STASIUN WATERLOO, KERETA DAN SENJA
Sore di Waterloo, dari gedung tetangga
Aku berdiri sendiri, lalu pulang berjalan ditemani senja
Suara desing besi dari kejauhan
Hingar bingar orang lalu lalang
Marka jalan, bus merah datang seolah menghadang
Kulewati terowongan tua,
Dengan bau ayam goreng, kentang dan bau pipis gelandangan
Bercampur di musim dingin,
Musim yang menyurutkan segala ingin
Wajah-wajah asing seribu bangsa
Selalu kupandangi tiap sore tiba
Tak pernah kubertanya darimana mereka asalnya
Hanya kutahu mereka penduduk dunia
Penghuni berbagai bangsa
Tak ada sapa, hanya pejalan cepat
Yang mengejar kereta seolah sebentar lagi terlambat
Menuju platform yang dalam,
Sedalam rel kereta Bakerloo ditancapkan
Meski hingar bingar di stasiun ini,
Tapi kenapa ada rasa sunyi
Rasa keterasingan yang tak terkendali
Dari rutinitas tiap pagi dan sore hari
Semacam manusia yang tenggelam dalam lorong waktu
Menelusur gorong-gorong London yang membeku
- Iklan -
Roda kereta terus beradu,
Kereta Bakerloo berdentum mengantarkan kursi-kursi berwarna biru
Seribu wajah yang kuidentifikasi,
Tak pernah ada kutemui dirimu
Lalu aku memandang jendela yang terisi pemandangan kabel-kabel berkelindan
Gelap, hitam, masinis tetap saja melaju tanpa perasaan
Di Bakerloo, aku mencari sosokmu
Berharap kutemukan cahaya abadi,
Untuk bisa keluar dari lorong yang jauh ini
19.24.12.01.25
MAWAR DI HYDE PARK
Sebuah pagi yang biasa, mawar mekar di taman yang luas tiada tara
Kupandangi warnanya, disela angin yang berbisik di dahan tua
Kursi kayu yang kuno, sebuah memori dengan kata yang tertulis disana
Menyisakan embuh yang dingin, laksana jejak air mata
Bagi hati yang datang ke taman untuk menghilangkan nestapa
Mawar yang indah, menunggu musim yang tepat untuk berbunga
Dalam bilangan angka, aku mulai tak bisa berhitung
Tentang betapa banyaknya keindahan dan keasingan di taman ini
Pikiran berkelindan meski kaki terus berjalan
Keheningan selalu ada, meski jejak para penunggang kuda memeriahkan taman dengan suara
Kudapati sepasang kekasih sedang memadu Bahagia
Seorang tua yang duduk asyik mengamati tupai
Pejalan sunyi dengan anjingnya
Segerombolan remaja yang sedang bersuka cita
Darimanakah mereka?
Apakah hangat kota mampu meredam sedih dan duka?
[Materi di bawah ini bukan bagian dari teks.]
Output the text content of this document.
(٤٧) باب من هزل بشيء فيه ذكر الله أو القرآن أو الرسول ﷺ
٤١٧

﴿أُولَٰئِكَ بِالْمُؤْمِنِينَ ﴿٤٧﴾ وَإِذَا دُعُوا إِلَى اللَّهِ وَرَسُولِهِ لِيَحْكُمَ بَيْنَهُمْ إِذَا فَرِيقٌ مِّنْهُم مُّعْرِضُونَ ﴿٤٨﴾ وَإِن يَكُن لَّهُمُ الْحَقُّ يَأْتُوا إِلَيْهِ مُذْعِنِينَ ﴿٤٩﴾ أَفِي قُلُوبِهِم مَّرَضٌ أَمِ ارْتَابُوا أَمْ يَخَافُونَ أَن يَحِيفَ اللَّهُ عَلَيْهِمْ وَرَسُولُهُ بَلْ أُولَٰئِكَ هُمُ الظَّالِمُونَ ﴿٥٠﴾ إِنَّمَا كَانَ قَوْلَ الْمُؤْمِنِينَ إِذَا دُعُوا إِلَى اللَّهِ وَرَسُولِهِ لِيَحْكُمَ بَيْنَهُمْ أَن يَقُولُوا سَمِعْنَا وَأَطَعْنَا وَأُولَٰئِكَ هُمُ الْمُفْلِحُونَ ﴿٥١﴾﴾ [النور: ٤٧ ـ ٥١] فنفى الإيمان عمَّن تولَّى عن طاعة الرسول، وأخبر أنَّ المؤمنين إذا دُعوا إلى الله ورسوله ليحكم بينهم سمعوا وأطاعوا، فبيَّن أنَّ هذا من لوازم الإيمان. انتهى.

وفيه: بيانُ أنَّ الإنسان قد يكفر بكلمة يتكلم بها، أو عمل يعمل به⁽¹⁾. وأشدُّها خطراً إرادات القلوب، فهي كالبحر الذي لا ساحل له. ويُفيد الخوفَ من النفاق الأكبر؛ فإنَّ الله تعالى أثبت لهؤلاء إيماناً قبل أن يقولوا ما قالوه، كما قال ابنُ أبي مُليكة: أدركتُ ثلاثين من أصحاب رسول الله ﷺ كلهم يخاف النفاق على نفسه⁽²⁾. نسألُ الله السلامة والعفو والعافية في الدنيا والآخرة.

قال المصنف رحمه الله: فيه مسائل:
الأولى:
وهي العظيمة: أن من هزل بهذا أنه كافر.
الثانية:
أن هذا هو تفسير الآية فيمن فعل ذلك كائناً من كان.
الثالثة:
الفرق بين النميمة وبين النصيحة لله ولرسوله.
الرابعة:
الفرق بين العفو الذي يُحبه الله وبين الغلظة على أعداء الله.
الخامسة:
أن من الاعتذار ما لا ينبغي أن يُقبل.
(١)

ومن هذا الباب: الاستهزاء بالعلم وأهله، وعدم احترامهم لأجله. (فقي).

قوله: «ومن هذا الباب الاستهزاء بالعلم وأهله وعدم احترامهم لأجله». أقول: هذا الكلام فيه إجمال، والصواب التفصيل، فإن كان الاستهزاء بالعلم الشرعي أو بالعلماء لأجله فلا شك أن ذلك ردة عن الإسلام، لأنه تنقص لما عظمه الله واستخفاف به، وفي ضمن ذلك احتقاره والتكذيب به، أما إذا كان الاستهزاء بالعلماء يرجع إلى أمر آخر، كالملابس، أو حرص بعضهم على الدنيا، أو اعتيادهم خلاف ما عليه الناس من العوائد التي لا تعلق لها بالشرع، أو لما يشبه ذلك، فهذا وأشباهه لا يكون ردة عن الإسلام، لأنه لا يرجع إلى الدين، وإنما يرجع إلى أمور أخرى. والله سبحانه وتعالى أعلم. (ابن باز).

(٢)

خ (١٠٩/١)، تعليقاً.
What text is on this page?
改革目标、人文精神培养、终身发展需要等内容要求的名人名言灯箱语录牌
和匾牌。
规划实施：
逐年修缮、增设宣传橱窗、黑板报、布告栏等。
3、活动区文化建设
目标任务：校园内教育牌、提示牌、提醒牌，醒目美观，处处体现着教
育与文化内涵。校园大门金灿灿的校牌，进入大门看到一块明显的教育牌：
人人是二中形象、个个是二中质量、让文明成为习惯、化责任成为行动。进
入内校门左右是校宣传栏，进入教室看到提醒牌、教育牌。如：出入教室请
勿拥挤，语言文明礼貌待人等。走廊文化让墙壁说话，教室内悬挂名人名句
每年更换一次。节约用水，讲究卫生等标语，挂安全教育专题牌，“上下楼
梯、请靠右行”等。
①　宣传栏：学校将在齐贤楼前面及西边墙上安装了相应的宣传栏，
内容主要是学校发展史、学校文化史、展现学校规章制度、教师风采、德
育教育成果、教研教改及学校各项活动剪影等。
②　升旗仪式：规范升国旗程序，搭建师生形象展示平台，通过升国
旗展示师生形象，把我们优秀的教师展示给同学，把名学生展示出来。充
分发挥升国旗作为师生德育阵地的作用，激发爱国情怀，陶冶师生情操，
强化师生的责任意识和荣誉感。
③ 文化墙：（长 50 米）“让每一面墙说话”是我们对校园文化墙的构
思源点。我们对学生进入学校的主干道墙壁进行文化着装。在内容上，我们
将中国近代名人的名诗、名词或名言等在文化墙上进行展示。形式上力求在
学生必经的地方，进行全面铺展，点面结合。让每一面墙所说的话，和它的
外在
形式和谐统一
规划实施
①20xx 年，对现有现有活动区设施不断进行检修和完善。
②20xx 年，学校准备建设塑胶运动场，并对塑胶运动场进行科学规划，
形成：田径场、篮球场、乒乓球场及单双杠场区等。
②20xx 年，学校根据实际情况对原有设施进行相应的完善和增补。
Atau manusia hanya punya tugas untuk terus melewati masa tanpa boleh menoleh kebelakang
Menjadi manusia yang harus terus berjalan tanpa terkekang kenangan
Di taman ini, jika mawar-mawar bisa bercerita dan bernyanyi,
Mungkin mereka akan saling bergumam tentang musim yang tak bertepi
Keberadaannya hadir untuk disyukuri,
Keharumannya menimbulkan harapan
Bahwa jiwa yang rapuh dan terluka
Akan teredam sendirinya dan bertumbuh untuk menemukan cinta
19.38.12.01.25
LAMPU DI PICCADILY
Malam asing dan dingin, mencari kehangatan di Piccadily
Asap-asap penghangat menyeruak
Jalanan lembab, tersapu langkah-langkah menuju resto-resto yang temaram
Bercengkerama dengan teman
Mencari kehangatan dari dingin yang tak kunjung hilang
Piccadilly yang tak pernah terlelap,
Lampu neon yang sangat terang,
Mengiringi alunan musik penyanyi jalanan
Sekelompok manusia yang berbagi kebahagiaan dalam ketidakpastian
Musik yang menyatukan,
Dan Langkah tergesa yang memisahkan menuju stasiun tujuan
Di Piccadily, cinta diterjemahkan dengan samar
Orang-orang tak perlu menunggu kehadiran rembulan,
Mereka hanya butuh berkumpul dan duduk menikmati malam
Di bawah sorot lampu itulah, makna baru kehidupan dipintal
Piccadily selalu menawarkan perasaan yang abadi,
Bahwa dalam hidup,
Setiap detiknya adalah harmoni,
Dan kita tak akan melewatinya sendiri
19.47.12.01.25
NOTTING HILL DAN KIOS BUKU BERDEBU
Jalan yang selalu ramai oleh para peziarah kata
Toko yang menyajikan wisata ke masa lalu
Menghadirkan barang-barang nostalgia
Yang pernah berjaya di eranya
Kudapati rumah warna warni
Yang diabadikan dan dipotret di dalam sunyi
Mereka berjejer rapi, tapi seolah terpisah
Tanpa interaksi
Kios kecil yang tumbuh menjamur di musim semi
Hangat matahari yang tidak setiap hari bisa dinikmati
Dari buku-buku yang using itu,
Kudapti makna cinta yang terekam
Aroma kertas yang tak pernah hilang,
Adalah puisi tanpa suara
Yang bertahan meski waktu mencoba memusnahkannya
19.52.12.01.25
BERMUKIM DI GOLDERS GREEN
Apa yang redup dari perjalanan ini
Ketenangan dari suara-suara yang bungkam dan sunyi di sabtu pagi
Aroma roti dari toko kecil pertigaan jalan
Membawa serta harapan dan kenangan
Musim telah berganti dan berkelindan
Langit pun ikut mengukir dengan kanvas terbaiknya
Menampilkan ketenangan, persahabatan dan cinta
Di Golders Green, aku memaknai perjalanan sebagai manusia
20.00.12.01.25
Niken Kinanti, Merupakan penduduk Jawa Tengah yang sekarang bermukim di London. Buku antologi puisinya “1990”. Dapat dihubungi email kinantiniken@gmail.com.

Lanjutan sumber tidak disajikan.